Flame graphs show that we spend around 40% of our time reading refs, so
the speedup when reading refs is approximately ~2.5x that. I could not
find better benchmarks where we perform a lot of random ref reads.
You can also see a sizeable impact on memory usage when creating 100k
references. Before this change:
HEAP SUMMARY:
in use at exit: 19,112,538 bytes in 200,170 blocks
total heap usage: 8,400,426 allocs, 8,200,256 frees, 454,367,048 bytes allocated
After this change:
HEAP SUMMARY:
in use at exit: 674,416 bytes in 169 blocks
total heap usage: 7,929,872 allocs, 7,929,703 frees, 281,509,985 bytes allocated
As an additional factor, this refactoring opens up the possibility for
more performance optimizations in how we re-seek iterators. Any change
that allows us to optimize re-seeking by e.g. reusing data structures
would thus also directly speed up random reads.
Signed-off-by: Patrick Steinhardt <ps@pks.im> Signed-off-by: Junio C Hamano <gitster@pobox.com>
In 5bf96e0c39 (reftable/generic: move seeking of records into the
iterator, 2024-05-13) we have refactored the reftable codebase such that
iterators can be initialized once and then re-seeked multiple times.

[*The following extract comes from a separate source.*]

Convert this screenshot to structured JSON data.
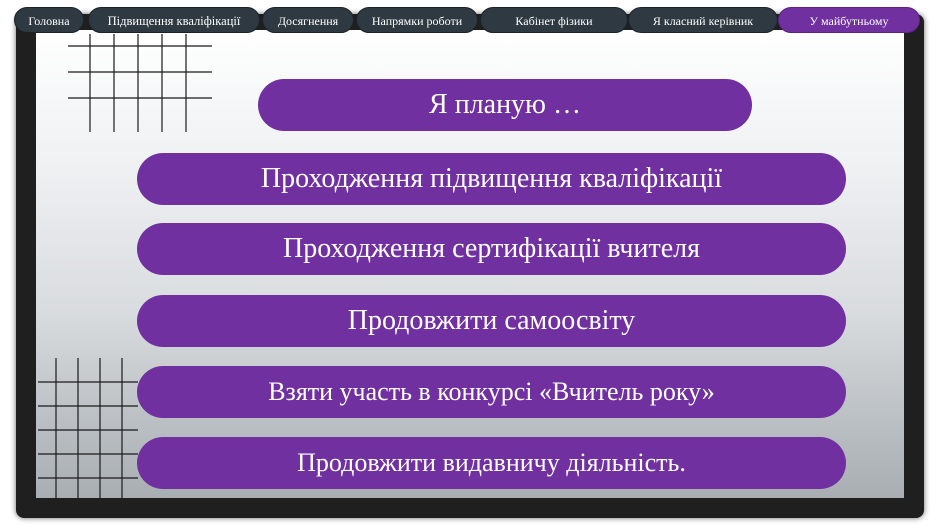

This feature is used by 1869525066 (refs/reftable: wire up support for
exclude patterns, 2024-09-16) in order to skip records based on exclude
patterns provided by the caller.
The logic to re-seek the merged iterator is insufficient though because
we don't drain the priority queue on a re-seek. This means that the
queue may contain stale entries and thus reading the next record in the
queue will return the wrong entry. While this is an obvious bug, it is
harmless in the context of above exclude patterns:
- If the queue contained stale entries that match the pattern then the
caller would already know to filter out such refs. This is because
our codebase is prepared to handle backends that don't have a way to
efficiently implement exclude patterns.
- If the queue contained stale entries that don't match the pattern
we'd eventually filter out any duplicates. This is because the
reftable code discards items with the same ref name and sorts any
remaining entries properly.
So things happen to work in this context regardless of the bug, and
there is no other use case yet where we re-seek iterators. We're about
to introduce a caching mechanism though where iterators are reused by
the reftable backend, and that will expose the bug.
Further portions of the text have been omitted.